Beirut, a lively, cosmopolitan city that has seen its fair share of war over the last 40 years, is again a city under fire. Beirut’s southern suburbs are even worse off, with Israeli airstrikes hitting the area on a daily basis.
Two weeks after it began, the extent of Israel’s military campaign remains in flux; although the Israeli government claims it doesn’t want to occupy Lebanese territory like it did during the 1980s and 1990s, the widespread evacuation orders across a large segment of the country suggests this is precisely what Netanyahu may have in mind.
It’s all a bit ominous for the Americans as well. “We support their (Israel’s) ability to target militants, to degrade Hezbollah’s infrastructure, to degrade Hezbollah’s capability, but we are very cognizant of the many times in the past where Israel has gone in on what looked like limited operations and has stayed for months or for years,” the State Department’s chief spokesman said last week.

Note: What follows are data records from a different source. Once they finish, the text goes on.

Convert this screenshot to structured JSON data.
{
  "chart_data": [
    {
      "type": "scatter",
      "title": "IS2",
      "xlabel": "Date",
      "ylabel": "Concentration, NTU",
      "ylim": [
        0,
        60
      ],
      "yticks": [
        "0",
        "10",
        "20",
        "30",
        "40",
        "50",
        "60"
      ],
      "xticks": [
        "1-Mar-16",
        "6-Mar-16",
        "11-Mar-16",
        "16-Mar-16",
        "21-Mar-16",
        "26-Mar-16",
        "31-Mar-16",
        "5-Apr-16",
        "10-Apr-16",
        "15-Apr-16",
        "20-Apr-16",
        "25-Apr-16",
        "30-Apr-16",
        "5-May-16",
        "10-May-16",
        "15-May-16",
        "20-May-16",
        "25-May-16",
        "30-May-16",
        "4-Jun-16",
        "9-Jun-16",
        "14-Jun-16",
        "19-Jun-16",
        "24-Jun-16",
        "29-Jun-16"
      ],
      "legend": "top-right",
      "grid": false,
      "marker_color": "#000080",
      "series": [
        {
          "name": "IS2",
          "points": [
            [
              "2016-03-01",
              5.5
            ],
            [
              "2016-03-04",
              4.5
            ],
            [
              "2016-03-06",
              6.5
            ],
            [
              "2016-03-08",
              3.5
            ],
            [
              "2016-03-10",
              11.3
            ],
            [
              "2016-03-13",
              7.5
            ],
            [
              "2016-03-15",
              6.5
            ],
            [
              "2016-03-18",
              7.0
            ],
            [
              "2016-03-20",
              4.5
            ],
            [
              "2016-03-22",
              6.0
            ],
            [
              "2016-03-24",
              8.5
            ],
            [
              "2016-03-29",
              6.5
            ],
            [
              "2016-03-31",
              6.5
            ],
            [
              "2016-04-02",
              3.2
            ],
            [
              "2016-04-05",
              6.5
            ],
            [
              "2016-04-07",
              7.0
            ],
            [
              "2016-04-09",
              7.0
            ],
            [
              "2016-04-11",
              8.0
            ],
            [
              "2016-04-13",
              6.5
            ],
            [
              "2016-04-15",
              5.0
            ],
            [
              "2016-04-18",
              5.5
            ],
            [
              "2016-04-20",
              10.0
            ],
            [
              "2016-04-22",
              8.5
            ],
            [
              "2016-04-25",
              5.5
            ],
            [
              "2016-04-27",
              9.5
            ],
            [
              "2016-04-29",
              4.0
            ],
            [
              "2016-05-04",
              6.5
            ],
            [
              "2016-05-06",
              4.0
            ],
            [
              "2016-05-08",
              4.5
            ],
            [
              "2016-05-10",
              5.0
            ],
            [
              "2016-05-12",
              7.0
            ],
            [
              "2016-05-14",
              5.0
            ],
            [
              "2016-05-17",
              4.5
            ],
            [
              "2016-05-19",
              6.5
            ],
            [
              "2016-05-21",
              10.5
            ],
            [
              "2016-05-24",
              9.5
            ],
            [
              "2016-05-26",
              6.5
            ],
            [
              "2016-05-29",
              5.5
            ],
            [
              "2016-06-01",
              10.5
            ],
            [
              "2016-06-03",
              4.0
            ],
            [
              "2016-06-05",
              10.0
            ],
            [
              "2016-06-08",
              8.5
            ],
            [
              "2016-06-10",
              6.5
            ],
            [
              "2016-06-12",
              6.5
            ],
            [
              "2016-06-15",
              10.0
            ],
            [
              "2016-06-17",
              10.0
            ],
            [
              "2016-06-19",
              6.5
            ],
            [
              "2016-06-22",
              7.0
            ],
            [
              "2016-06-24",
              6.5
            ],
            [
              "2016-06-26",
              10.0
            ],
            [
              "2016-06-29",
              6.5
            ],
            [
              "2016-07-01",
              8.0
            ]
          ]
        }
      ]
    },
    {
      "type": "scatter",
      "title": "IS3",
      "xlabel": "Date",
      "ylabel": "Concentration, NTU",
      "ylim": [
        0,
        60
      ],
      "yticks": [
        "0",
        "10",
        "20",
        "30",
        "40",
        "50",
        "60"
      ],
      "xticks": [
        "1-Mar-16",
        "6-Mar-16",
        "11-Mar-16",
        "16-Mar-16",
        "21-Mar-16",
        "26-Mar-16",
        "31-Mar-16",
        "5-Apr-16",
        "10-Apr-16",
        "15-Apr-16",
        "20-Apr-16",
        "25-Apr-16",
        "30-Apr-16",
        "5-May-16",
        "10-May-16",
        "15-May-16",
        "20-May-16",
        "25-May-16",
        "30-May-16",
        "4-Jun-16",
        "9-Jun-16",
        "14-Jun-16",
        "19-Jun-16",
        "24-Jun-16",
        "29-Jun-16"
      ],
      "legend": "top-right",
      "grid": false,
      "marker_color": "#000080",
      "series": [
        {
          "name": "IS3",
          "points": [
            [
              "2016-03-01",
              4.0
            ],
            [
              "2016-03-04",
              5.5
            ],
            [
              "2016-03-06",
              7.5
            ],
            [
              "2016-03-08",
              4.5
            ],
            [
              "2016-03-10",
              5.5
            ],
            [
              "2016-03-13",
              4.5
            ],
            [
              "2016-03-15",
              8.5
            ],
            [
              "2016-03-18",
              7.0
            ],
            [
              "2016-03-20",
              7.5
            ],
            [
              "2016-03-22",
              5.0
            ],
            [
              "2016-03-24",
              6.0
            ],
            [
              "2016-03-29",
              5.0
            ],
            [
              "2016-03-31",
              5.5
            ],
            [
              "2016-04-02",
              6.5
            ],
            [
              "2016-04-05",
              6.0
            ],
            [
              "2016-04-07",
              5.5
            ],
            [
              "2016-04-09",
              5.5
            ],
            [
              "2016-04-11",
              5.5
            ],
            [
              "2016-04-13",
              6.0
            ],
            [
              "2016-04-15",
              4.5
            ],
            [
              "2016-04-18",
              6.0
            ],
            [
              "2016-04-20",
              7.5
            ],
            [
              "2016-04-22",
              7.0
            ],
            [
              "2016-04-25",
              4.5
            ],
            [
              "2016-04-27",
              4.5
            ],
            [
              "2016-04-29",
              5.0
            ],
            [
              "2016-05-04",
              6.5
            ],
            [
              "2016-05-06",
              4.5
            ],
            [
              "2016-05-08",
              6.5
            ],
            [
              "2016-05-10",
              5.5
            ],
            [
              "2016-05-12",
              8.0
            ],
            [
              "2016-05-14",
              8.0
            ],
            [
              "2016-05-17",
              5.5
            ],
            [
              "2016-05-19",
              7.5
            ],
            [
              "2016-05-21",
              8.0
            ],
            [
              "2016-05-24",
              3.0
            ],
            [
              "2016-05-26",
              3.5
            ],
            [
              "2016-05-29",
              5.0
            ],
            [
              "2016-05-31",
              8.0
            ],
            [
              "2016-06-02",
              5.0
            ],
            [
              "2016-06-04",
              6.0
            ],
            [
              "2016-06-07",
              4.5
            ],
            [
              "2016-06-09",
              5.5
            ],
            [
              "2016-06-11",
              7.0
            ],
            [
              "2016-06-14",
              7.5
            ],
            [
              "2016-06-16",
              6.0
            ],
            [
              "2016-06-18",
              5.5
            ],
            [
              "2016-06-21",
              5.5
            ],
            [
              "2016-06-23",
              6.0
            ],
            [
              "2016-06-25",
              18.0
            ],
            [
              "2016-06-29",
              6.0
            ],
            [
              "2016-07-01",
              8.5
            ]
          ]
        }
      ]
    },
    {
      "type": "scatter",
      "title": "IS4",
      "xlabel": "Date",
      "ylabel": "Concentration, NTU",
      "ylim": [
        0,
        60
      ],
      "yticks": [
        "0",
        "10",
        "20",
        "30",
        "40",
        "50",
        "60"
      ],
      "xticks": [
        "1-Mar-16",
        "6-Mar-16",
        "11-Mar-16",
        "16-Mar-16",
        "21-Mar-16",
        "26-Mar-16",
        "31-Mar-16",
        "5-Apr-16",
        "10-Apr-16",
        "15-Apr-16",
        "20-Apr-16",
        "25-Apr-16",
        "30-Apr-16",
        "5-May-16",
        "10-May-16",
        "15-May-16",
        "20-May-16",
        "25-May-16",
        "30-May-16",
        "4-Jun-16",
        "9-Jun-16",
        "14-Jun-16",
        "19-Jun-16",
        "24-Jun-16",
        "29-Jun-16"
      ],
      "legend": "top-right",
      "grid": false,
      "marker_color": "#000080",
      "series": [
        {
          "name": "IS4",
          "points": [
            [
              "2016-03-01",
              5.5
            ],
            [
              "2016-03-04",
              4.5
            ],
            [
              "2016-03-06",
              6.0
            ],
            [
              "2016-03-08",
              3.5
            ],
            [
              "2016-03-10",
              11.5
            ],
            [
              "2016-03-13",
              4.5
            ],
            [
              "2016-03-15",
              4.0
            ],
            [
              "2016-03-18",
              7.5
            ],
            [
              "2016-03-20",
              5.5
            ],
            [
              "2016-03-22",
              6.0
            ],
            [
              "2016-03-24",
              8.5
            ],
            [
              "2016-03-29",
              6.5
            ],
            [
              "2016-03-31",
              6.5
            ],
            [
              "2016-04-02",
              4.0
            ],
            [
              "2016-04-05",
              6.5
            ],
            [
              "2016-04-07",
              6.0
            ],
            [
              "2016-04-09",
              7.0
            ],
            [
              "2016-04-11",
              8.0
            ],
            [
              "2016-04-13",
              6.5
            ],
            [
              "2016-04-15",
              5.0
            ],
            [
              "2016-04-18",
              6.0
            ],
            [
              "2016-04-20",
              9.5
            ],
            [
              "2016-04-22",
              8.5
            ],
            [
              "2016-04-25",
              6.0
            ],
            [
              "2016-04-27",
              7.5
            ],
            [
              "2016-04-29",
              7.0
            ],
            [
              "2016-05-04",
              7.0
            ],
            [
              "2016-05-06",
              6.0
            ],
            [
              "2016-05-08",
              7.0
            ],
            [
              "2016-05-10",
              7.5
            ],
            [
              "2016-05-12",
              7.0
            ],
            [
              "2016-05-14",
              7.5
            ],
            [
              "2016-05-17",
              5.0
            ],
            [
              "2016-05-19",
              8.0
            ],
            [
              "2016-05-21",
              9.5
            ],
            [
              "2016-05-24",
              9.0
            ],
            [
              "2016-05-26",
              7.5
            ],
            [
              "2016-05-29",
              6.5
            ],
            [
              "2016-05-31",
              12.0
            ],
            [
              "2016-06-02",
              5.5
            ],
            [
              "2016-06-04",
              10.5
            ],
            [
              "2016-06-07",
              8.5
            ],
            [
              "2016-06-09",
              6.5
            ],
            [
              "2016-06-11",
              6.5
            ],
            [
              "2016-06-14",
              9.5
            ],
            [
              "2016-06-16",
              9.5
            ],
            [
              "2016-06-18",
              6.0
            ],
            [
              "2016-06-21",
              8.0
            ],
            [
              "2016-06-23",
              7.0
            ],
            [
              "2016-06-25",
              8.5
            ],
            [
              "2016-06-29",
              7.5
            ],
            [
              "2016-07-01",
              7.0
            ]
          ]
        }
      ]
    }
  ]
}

It’s quite clear what Israel wants: Hezbollah moves farther north, the border region is put in the hands of a military force the Israelis can trust, and Hezbollah itself loses the political strength it has acquired over the Lebanese state. We can debate whether those objectives are realistic or not, but Israel at least has a vision.
You can’t say the same about the United States. In Lebanon, Washington is essentially outsourcing its foreign policy to Israel. Once Israel escalated its air campaign in Lebanon and ordered a ground campaign, the same cease-fire U.S. officials were so invested in attaining over the last year evaporated virtually overnight. “We need a cease-fire” has turned into,“well, let’s see what Israel can do militarily before we get back to the table.”
The U.S. is making it up as it goes along and allowing Israel to dictate events. And Israel is more than happy to do so.
Daniel DePetris is a fellow at Defense Priorities and a foreign affairs columnist for the Chicago Tribune.